No reasonable amount of training will ever turn the average police officer into a mental health expert. We’re simply asking for too much from the police. When there is no weapon or immediate threat, a crisis team comprised solely of mental health professionals is the better response. Eugene, Oregon pioneered this approach decades ago in a program called CAHOOTS.  CAHOOTS has been highly effective and it avoids unnecessary burdens on police: Out of roughly 24,000 calls in Eugene and neighboring Springfield CAHOOTS responded to in 2019, only 311 required police backup.  And CAHOOTS is now offering training to organizations across the country. 

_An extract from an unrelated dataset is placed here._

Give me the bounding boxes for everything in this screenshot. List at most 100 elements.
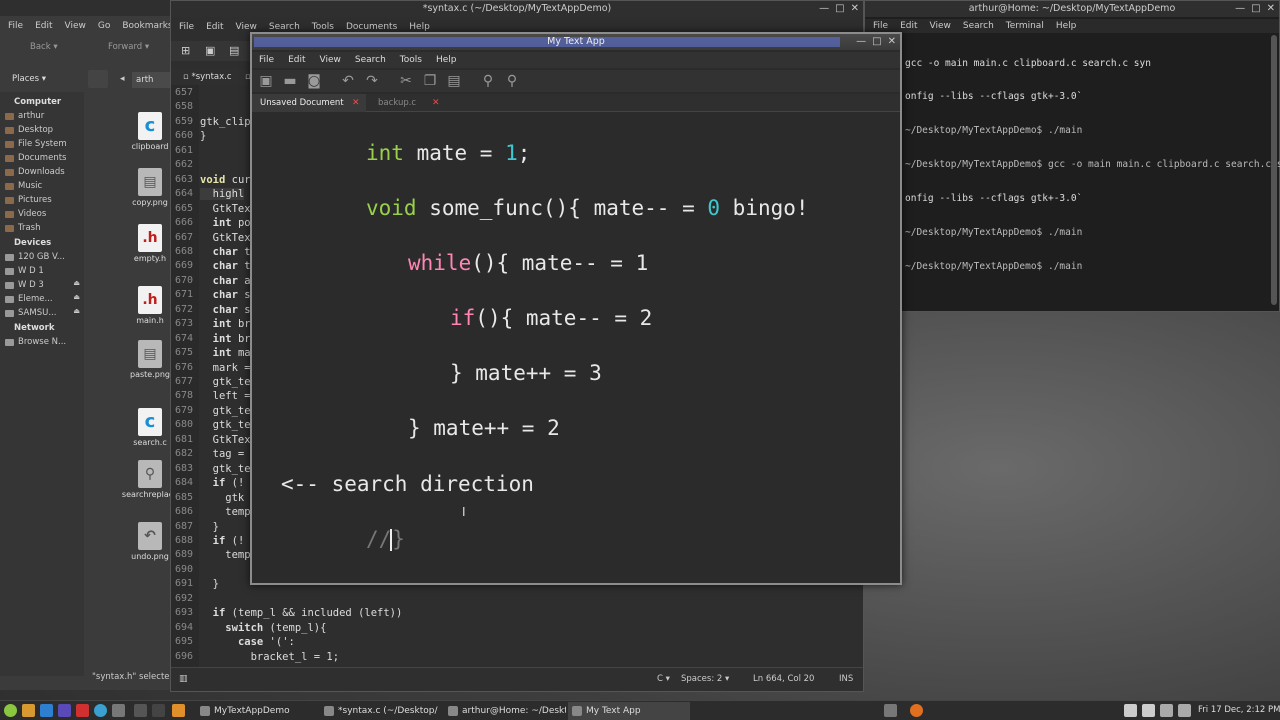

Lawyers, both in court and as public citizens, are uniquely well-positioned to spur police reforms. Prosecutors are already charging and securing criminal convictions of police officers in the most egregious cases.  And while the qualified immunity doctrine provides broad protection in civil suits, lawyers are seeking to narrow or overturn that doctrine in court and in Congress.  In the meantime, a majority of federal courts have recognized that the Americans with Disabilities Act (ADA) requires police officers during arrest to reasonably accommodate mental disabilities. What this means in a particular case may be fact-specific, but first responders will only be able to make those assessments and to avoid systematic ADA violations through more and better mental health training and specialized crisis response teams.

Too many people with mental illness are killed by the police. But this tragedy is not inevitable.  We know that specialized crisis response teams can reduce the death toll. Further delay in creating and mobilizing these teams will cost hundreds of lives, perhaps including mine.